As things stand, of course, Button is the only multiple winner of the campaign to-date - courtesy of the McLaren-Mercedes star's inspired tactical triumphs in both Australia and China - Schumacher is finally beginning to display some small semblance of his old self and Hamilton has set about establishing a new record for just how many overtaking moves you can make in a modern-day F1 race. Not, Ecclestone confesses, that such bravado has greatly impressed him.

"I'm a fan as much as anything," the British billionaire told The Daily Telegraph. "I particularly like Sebastian Vettel. Michael [Schumacher] looks in...good shape, too. He looked great in Barcelona. People were too quick to write him off. Why pick on him? His return has been brilliant for Formula 1. I was stupid enough to have a bet with someone that neither Jenson nor Michael would win a race this season - now I'm out-of-pocket.

"Hamilton has been disappointing. He was unlucky in the last race, but that's what happens when things are going badly for you. People praise his overtaking, but you don't get any points for passing cars."

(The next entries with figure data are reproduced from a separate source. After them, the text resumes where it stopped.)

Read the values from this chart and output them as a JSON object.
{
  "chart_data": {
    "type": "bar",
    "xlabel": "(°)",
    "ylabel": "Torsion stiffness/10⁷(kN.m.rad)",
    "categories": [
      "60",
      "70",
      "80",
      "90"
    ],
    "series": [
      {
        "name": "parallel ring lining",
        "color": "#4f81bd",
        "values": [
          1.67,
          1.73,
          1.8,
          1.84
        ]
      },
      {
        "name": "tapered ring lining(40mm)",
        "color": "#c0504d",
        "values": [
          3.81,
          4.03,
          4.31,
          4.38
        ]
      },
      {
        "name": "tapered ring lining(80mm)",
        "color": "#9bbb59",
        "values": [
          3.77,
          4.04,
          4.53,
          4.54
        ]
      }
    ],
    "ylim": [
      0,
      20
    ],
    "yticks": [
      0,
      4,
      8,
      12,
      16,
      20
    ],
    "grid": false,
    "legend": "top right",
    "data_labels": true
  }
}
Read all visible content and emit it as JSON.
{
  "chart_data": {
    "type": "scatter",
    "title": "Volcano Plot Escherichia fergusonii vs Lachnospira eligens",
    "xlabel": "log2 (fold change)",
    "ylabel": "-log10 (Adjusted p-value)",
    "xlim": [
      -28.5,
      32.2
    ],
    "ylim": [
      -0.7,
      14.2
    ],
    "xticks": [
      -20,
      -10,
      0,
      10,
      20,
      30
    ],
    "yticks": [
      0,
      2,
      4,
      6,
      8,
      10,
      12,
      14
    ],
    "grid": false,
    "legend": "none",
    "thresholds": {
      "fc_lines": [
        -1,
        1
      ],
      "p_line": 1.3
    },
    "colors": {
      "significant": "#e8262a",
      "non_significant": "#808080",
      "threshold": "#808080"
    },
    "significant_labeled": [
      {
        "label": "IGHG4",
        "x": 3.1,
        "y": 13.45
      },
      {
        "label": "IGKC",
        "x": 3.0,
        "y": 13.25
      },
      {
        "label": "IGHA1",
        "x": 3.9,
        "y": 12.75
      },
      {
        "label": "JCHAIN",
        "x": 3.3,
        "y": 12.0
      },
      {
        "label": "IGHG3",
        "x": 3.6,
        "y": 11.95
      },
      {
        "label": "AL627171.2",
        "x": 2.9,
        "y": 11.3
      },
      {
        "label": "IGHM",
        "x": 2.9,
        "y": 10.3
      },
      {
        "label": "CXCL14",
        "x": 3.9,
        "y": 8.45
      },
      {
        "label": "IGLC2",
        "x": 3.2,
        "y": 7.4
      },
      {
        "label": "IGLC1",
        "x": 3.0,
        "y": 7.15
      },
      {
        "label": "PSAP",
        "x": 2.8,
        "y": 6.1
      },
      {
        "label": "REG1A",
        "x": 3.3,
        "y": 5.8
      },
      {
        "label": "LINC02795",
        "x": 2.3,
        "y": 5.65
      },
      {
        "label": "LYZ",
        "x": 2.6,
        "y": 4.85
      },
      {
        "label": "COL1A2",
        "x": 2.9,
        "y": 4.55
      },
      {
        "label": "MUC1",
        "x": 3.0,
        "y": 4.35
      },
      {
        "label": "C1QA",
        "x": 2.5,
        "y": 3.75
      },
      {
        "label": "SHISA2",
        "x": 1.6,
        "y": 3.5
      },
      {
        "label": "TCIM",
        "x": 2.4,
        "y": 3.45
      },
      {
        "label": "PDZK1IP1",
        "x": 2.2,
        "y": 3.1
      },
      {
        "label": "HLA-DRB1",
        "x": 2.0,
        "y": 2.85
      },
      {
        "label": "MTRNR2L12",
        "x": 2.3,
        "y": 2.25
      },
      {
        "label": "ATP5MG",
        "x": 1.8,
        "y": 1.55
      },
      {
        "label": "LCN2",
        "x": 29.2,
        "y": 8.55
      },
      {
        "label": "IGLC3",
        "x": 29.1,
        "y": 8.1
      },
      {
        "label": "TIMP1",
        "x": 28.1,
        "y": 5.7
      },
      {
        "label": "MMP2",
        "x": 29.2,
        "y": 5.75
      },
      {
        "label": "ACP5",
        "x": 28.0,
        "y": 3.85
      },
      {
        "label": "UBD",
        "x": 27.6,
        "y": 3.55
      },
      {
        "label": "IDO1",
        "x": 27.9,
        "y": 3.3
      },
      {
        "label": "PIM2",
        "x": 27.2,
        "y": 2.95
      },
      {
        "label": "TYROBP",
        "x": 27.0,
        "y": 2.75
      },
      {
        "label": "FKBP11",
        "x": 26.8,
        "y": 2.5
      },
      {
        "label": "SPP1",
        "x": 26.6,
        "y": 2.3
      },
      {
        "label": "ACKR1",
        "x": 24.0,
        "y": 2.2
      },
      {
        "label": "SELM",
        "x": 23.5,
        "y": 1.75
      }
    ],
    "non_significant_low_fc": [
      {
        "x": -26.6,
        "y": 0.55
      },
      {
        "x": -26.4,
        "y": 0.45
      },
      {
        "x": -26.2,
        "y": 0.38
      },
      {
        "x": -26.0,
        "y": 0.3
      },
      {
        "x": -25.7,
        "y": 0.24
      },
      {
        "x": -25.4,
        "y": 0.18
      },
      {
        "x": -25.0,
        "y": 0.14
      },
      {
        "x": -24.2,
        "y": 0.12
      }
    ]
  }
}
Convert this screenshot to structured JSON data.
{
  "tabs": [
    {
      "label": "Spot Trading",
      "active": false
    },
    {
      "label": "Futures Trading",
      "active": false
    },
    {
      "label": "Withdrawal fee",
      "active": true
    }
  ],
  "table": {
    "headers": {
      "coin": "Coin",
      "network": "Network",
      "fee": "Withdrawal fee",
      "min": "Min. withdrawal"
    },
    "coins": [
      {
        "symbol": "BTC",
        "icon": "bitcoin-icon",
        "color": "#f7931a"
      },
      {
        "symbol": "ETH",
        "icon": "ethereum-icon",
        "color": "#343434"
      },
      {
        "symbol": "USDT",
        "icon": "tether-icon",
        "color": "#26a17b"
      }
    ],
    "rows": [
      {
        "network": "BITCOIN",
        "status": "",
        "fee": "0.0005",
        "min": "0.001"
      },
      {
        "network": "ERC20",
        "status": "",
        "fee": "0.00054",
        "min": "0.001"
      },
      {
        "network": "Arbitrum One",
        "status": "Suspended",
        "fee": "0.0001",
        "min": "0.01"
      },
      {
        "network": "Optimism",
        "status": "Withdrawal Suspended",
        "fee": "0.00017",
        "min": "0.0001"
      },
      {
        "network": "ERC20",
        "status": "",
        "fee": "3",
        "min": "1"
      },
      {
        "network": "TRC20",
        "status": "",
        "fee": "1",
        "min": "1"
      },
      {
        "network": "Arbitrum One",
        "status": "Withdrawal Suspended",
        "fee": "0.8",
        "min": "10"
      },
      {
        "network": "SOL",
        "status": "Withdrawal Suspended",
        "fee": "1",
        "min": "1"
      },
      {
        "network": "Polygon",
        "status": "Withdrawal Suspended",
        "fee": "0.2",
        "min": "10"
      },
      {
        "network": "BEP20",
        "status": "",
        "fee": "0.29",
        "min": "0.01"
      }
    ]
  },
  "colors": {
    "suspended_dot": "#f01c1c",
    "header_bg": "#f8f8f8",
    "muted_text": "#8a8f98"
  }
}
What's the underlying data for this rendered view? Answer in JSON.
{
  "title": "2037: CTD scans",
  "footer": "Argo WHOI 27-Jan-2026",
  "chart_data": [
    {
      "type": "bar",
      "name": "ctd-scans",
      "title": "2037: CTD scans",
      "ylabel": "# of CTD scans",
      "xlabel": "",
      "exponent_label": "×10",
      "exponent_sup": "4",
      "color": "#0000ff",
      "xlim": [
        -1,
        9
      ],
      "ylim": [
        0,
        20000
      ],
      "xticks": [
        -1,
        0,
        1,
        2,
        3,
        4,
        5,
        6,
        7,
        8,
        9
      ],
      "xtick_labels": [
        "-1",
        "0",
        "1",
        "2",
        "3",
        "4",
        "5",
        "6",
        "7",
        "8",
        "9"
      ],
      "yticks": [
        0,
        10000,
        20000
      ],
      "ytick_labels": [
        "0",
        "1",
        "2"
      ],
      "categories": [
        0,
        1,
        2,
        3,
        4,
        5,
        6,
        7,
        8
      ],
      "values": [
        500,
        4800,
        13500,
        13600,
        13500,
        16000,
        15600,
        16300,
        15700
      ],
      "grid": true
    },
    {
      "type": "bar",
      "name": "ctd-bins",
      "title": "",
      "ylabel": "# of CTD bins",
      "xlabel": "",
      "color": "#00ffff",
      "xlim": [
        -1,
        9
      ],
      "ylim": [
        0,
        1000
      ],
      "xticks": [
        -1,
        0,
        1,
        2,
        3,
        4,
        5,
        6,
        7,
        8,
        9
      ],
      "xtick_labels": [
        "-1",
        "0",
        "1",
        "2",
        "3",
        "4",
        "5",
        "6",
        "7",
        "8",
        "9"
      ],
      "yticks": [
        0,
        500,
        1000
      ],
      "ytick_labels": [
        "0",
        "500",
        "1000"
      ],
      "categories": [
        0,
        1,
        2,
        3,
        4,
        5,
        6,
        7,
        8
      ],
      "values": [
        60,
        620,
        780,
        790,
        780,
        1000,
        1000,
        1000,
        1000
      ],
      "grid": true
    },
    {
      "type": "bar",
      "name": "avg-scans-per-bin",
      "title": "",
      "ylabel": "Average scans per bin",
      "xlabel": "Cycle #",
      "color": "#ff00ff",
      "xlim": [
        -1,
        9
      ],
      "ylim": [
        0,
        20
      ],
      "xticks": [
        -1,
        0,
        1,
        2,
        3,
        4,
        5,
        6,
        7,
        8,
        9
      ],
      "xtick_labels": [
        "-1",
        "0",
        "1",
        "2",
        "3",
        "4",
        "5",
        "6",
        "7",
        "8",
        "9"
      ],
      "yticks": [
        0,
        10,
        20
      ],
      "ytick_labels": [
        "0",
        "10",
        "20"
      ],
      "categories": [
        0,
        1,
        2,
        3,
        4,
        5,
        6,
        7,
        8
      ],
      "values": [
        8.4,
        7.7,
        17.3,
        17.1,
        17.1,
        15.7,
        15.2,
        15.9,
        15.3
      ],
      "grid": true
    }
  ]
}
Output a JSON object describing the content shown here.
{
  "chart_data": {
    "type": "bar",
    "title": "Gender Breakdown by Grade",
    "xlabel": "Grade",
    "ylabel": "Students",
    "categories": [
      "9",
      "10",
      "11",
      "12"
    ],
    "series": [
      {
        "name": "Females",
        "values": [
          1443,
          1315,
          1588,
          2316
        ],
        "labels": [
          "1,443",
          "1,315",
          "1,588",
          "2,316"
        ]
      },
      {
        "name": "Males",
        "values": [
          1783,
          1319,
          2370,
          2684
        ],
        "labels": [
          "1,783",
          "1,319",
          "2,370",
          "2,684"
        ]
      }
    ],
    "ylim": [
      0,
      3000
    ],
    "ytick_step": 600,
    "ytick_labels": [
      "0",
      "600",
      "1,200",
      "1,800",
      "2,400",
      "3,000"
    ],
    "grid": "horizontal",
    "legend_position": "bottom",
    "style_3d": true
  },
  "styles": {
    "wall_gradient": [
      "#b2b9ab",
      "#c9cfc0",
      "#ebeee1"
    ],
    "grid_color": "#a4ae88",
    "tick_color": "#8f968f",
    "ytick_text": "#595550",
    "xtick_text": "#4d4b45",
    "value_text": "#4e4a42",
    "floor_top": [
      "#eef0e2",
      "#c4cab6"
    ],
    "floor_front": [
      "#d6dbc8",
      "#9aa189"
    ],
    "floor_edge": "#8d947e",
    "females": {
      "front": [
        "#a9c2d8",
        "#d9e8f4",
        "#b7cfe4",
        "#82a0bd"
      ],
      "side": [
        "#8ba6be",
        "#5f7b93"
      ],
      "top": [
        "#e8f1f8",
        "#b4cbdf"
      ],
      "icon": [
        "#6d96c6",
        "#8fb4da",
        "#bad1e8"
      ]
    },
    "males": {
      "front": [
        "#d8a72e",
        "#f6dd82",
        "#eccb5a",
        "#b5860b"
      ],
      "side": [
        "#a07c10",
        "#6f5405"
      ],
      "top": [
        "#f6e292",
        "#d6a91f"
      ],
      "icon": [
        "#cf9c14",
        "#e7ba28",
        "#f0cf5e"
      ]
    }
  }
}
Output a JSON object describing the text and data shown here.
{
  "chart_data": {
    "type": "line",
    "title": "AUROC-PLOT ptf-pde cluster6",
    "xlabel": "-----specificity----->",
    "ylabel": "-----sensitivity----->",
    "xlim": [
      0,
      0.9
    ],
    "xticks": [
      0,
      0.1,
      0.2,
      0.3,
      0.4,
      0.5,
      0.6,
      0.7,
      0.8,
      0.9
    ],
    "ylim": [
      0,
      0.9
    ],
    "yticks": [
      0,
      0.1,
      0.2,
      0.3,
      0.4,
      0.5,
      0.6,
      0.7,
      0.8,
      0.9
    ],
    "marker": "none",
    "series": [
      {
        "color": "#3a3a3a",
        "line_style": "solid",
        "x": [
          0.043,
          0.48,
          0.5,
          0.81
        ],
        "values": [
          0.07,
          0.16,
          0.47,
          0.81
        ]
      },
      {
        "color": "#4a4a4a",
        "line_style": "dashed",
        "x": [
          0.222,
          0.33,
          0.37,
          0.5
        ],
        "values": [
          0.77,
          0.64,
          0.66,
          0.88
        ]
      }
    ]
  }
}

Explaining the secret to his sprightly nature at nearly 80-years-of-age as having 'never' drunk or smoked, Ecclestone went on to hint that retirement is not something on the agenda - "I'm happy doing what I do...the minute I didn't think I could deliver or wasn't doing a good job I would stop, but none of those things are happening," he reasons - and shed some light upon his relationships with two of the top flight's most high-profile recent departures, controversial former FIA President Max Mosley and disgraced 'Singapore-gate' protagonist Flavio Briatore.

"We don't need the [FIA] President getting involved in stuff that doesn't concern him," the Formula One Management (FOM) chief executive urged. "Yes, I miss having Flav about the place. He is good company and he was good for this sport. People associated him with F1. He was a character.

"We miss Max, too. Max got a lot more right than wrong. The biggest problem Max had was that he couldn't package things in a nice way. You tell people to take it or leave it and it doesn't work. It's quieter now at the FIA, which is how we like it."